Summary: MLK’s last book. It is frequently quoted, but I wonder how much it is read.
It is probably trite to comment about how Martin Luther King Jr is commonly sanitized and made safe. Books like Radical King were designed to break him out of the confines of his dream. Books like Bonhoeffer and King: Their Legacies and Import for Christian Social Thought are trying to make King useful for our current time by looking at him more holistically and comparing him to Bonhoeffer and others to make him more intelligible. But it is still helpful to read King directly.
The Radical King reprinted a whole chapter from Where Do We Go From Here, which I had previously read. And there is an enormous number of quotes here that are commonly shared. But there is much here that also is not widely shared. King had a unique vision. He was anti-war, radically anti-violence, for massive social changes, not just around race, economics, and social cohesion. His radicalness was not despite his faith and prior experience but because of it. He became more radical not because of his earlier successes but because of what many perceived as a massive success he saw as scratching the surface.
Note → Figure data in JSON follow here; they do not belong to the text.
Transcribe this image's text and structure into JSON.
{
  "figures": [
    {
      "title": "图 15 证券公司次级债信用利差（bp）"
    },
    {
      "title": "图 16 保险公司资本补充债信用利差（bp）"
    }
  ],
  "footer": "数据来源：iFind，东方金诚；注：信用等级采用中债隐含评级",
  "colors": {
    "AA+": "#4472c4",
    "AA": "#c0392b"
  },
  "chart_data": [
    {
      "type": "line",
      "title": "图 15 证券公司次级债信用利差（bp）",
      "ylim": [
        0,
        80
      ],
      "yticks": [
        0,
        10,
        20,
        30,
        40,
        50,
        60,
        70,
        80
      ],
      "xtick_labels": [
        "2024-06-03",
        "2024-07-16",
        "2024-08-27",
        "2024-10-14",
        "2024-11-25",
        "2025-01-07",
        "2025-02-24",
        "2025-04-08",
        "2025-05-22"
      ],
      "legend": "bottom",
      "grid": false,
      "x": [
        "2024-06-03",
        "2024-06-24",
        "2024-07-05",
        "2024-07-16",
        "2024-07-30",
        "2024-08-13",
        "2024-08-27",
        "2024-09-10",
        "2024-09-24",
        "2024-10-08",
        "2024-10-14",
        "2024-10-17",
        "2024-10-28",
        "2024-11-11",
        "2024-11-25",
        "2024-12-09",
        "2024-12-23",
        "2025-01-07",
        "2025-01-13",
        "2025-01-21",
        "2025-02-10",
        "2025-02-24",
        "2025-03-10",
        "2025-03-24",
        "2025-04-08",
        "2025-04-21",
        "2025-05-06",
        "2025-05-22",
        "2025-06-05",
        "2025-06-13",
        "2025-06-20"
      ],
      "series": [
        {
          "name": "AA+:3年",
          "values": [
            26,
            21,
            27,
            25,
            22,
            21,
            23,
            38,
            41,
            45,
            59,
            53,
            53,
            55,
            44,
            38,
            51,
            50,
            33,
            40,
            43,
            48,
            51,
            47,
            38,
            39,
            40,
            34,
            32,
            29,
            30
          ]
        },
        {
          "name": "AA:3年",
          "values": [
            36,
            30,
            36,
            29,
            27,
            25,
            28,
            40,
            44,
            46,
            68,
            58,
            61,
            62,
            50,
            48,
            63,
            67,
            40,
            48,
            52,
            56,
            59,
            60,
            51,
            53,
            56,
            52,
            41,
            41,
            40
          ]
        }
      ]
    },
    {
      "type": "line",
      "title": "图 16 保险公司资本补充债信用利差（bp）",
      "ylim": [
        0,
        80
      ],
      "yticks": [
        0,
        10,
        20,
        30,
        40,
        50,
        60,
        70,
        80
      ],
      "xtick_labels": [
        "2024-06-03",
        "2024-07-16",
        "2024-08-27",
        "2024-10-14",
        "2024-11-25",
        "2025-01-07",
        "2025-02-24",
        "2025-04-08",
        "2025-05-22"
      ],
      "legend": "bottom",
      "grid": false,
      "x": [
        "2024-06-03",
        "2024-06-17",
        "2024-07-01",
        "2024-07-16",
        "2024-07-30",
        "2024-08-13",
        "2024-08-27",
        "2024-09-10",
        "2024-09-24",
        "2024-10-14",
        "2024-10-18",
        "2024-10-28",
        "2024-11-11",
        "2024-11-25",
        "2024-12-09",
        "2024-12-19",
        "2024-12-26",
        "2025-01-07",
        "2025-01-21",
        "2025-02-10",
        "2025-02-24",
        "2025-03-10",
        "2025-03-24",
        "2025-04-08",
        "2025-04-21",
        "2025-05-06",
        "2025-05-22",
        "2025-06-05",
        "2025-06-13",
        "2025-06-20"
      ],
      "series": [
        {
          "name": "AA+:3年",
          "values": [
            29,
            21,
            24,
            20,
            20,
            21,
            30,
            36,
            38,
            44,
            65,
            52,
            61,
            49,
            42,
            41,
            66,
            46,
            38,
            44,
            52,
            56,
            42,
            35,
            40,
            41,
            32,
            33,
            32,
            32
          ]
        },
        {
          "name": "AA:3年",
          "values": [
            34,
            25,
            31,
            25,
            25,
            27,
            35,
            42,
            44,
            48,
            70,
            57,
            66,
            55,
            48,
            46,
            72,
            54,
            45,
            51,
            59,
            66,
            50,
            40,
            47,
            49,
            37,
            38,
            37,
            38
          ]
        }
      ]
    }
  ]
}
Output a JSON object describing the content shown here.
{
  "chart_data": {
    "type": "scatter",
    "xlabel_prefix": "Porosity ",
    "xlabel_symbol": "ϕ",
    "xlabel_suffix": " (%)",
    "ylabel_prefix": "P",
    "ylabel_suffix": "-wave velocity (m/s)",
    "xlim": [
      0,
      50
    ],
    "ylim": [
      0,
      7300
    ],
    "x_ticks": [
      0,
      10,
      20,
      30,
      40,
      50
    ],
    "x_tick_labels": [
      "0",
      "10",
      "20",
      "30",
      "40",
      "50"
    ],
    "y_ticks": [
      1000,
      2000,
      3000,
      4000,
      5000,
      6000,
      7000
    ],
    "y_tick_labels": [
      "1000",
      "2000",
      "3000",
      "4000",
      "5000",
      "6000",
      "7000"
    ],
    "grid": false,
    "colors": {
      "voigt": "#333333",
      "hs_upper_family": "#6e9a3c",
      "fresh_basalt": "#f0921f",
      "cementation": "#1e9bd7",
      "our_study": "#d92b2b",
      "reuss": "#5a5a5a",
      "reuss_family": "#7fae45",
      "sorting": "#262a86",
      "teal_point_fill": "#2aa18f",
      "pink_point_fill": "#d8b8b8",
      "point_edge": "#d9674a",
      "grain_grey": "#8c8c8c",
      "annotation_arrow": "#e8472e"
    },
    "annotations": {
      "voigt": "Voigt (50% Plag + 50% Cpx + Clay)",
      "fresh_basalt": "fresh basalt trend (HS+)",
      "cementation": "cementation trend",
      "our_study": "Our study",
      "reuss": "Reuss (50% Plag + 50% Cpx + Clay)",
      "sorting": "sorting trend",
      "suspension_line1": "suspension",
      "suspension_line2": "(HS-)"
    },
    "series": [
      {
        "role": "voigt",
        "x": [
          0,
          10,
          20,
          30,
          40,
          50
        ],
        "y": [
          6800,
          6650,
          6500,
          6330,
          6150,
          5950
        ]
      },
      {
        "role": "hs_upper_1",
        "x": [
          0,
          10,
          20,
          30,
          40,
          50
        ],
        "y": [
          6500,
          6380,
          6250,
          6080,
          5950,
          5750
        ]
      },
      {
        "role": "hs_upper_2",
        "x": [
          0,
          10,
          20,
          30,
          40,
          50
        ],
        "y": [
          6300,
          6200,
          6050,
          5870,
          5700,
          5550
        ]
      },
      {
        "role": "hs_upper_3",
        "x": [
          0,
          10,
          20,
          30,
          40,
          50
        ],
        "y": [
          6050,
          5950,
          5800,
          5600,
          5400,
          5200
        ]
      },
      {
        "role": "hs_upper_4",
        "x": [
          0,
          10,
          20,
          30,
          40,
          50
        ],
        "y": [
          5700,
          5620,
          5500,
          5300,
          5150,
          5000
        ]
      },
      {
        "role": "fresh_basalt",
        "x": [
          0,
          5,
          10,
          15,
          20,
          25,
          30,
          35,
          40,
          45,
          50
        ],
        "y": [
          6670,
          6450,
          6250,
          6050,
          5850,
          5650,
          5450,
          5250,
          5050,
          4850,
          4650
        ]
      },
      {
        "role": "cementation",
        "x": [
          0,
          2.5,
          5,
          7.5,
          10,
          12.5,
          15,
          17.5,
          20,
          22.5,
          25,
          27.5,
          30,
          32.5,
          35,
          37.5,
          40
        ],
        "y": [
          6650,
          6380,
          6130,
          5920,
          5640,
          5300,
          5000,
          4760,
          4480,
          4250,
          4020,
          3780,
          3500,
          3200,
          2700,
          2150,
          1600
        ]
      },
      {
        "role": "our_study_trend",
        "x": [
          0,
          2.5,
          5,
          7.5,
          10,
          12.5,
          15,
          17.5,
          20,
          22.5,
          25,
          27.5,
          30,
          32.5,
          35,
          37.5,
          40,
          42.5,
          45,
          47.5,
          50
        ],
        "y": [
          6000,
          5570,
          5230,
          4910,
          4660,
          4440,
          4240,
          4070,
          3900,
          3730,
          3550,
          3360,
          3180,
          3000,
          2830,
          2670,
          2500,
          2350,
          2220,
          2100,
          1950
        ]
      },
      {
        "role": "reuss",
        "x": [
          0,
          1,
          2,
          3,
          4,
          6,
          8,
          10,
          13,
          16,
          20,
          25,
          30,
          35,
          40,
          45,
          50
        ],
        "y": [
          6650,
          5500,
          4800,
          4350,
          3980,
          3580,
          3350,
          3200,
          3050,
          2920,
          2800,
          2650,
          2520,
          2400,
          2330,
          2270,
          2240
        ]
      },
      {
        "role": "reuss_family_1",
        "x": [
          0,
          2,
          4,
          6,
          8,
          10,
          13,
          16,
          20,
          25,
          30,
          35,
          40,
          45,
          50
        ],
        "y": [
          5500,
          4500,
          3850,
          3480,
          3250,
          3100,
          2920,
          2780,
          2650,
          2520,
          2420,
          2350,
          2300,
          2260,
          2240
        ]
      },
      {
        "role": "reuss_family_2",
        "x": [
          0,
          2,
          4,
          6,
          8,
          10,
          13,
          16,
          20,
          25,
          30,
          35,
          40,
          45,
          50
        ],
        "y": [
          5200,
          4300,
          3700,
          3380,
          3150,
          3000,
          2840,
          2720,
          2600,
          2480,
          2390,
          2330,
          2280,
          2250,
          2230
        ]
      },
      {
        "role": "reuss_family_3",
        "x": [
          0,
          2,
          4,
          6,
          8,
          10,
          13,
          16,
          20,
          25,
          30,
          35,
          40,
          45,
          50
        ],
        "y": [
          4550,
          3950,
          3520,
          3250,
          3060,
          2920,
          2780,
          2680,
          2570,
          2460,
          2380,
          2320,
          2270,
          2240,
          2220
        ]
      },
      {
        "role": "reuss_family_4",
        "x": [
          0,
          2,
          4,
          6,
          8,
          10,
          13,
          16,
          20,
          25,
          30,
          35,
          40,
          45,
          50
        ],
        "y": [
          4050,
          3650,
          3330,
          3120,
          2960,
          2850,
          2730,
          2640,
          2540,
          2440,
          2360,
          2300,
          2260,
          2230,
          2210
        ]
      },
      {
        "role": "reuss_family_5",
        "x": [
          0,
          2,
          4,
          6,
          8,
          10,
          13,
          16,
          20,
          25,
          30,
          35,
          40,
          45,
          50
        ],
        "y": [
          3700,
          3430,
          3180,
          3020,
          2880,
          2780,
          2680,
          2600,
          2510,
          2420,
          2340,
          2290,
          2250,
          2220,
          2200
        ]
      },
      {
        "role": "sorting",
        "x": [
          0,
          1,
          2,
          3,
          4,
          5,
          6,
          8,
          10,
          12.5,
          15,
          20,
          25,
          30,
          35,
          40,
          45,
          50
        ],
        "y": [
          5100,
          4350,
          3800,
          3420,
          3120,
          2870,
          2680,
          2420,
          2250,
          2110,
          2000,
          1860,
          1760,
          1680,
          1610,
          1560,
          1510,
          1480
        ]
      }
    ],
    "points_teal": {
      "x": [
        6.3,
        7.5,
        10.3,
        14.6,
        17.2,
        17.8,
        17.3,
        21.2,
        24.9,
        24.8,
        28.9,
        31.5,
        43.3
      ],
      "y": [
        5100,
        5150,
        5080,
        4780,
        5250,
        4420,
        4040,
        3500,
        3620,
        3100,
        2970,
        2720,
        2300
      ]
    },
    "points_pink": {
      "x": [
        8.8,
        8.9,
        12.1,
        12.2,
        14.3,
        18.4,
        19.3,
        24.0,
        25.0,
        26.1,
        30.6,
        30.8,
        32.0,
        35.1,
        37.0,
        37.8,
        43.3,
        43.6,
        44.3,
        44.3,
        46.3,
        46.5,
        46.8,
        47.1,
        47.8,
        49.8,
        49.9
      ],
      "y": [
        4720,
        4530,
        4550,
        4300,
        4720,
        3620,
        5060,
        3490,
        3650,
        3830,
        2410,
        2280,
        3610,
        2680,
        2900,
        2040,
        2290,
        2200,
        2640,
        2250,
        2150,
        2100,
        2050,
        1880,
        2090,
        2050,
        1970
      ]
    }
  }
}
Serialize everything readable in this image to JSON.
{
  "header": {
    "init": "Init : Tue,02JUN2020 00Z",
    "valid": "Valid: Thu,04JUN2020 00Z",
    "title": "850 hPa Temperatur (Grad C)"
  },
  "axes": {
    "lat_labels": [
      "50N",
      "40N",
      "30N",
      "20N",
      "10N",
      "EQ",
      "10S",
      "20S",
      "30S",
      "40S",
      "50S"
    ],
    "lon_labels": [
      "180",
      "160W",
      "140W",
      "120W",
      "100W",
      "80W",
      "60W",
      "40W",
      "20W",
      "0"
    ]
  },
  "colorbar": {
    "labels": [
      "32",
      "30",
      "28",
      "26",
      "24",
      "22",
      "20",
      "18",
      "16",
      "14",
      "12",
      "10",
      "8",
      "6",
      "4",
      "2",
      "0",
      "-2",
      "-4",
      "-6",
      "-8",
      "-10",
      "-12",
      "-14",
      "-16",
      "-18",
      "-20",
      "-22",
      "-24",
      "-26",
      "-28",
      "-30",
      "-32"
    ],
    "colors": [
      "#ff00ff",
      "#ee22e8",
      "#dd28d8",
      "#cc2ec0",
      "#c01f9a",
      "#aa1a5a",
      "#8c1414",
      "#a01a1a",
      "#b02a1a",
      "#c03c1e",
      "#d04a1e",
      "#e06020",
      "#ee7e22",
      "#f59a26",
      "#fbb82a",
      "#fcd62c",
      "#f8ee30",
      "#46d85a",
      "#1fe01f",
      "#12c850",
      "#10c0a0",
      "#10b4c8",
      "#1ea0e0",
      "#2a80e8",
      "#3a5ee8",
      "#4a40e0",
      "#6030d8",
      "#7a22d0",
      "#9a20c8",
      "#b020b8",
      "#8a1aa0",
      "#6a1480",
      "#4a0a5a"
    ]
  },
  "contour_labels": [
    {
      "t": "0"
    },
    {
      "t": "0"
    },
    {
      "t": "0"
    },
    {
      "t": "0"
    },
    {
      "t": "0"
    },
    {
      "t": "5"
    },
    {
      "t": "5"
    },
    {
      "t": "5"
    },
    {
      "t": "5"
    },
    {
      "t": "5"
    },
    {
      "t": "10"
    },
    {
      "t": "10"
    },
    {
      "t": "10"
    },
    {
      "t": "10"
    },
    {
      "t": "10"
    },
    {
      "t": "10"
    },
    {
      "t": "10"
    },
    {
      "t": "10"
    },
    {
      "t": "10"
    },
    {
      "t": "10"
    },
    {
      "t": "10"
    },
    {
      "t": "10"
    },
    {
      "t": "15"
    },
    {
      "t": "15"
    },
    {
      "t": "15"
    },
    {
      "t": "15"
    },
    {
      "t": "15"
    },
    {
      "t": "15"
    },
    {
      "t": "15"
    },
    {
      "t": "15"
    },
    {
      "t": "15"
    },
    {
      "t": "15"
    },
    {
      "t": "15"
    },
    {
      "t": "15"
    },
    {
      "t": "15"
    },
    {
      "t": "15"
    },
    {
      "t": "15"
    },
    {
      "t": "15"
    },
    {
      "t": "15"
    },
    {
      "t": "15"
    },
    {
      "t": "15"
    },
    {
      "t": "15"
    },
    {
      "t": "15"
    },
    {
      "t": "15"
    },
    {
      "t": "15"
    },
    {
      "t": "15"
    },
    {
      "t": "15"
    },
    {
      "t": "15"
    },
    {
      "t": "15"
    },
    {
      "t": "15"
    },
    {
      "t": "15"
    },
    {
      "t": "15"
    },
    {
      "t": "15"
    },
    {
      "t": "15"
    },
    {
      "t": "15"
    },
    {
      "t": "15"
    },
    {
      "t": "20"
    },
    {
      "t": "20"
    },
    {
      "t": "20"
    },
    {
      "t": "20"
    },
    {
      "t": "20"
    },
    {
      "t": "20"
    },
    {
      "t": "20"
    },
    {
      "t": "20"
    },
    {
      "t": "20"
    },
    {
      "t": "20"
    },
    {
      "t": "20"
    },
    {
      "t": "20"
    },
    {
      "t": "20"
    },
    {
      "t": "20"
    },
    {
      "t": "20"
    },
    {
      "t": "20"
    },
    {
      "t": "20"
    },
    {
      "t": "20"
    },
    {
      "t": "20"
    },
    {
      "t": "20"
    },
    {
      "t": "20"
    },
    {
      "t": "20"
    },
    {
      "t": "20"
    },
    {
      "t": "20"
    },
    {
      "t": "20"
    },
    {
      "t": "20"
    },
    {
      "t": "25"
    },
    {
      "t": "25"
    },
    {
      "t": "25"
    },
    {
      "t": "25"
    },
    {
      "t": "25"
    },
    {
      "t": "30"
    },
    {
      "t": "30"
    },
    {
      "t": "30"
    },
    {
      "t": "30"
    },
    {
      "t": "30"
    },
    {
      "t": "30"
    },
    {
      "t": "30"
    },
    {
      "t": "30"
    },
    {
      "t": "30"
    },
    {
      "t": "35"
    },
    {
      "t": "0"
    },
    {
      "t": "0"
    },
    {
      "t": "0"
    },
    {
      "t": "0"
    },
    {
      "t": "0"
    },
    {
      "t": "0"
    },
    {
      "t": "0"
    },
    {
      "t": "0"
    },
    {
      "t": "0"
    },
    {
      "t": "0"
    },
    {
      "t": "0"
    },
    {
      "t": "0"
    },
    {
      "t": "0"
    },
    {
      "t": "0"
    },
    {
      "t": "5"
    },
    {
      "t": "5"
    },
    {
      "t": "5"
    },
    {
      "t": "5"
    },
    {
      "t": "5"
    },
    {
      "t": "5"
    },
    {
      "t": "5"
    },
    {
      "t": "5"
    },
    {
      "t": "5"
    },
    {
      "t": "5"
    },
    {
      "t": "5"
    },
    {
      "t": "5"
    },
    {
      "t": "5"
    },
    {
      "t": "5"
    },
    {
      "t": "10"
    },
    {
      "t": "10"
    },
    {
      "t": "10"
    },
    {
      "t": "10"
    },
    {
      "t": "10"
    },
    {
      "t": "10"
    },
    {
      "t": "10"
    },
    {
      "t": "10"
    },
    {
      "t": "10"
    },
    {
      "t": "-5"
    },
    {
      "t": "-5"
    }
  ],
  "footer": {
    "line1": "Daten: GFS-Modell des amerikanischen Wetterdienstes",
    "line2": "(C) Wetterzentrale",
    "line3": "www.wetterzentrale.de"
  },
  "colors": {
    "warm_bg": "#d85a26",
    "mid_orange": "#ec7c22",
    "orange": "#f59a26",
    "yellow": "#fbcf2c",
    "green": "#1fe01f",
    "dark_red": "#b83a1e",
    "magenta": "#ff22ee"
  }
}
It is not that the Birmingham bus boycott, the Selma marches, or the March on Washington were unimportant; those brought about the ability for people to have integrated transportation, voting rights, and national attention on segregation. But they did not end the cultural belief in the superiority of white skin and culture. They did not solve the problems of massive poverty and inequality. They did not address the issues of empire and colonialism.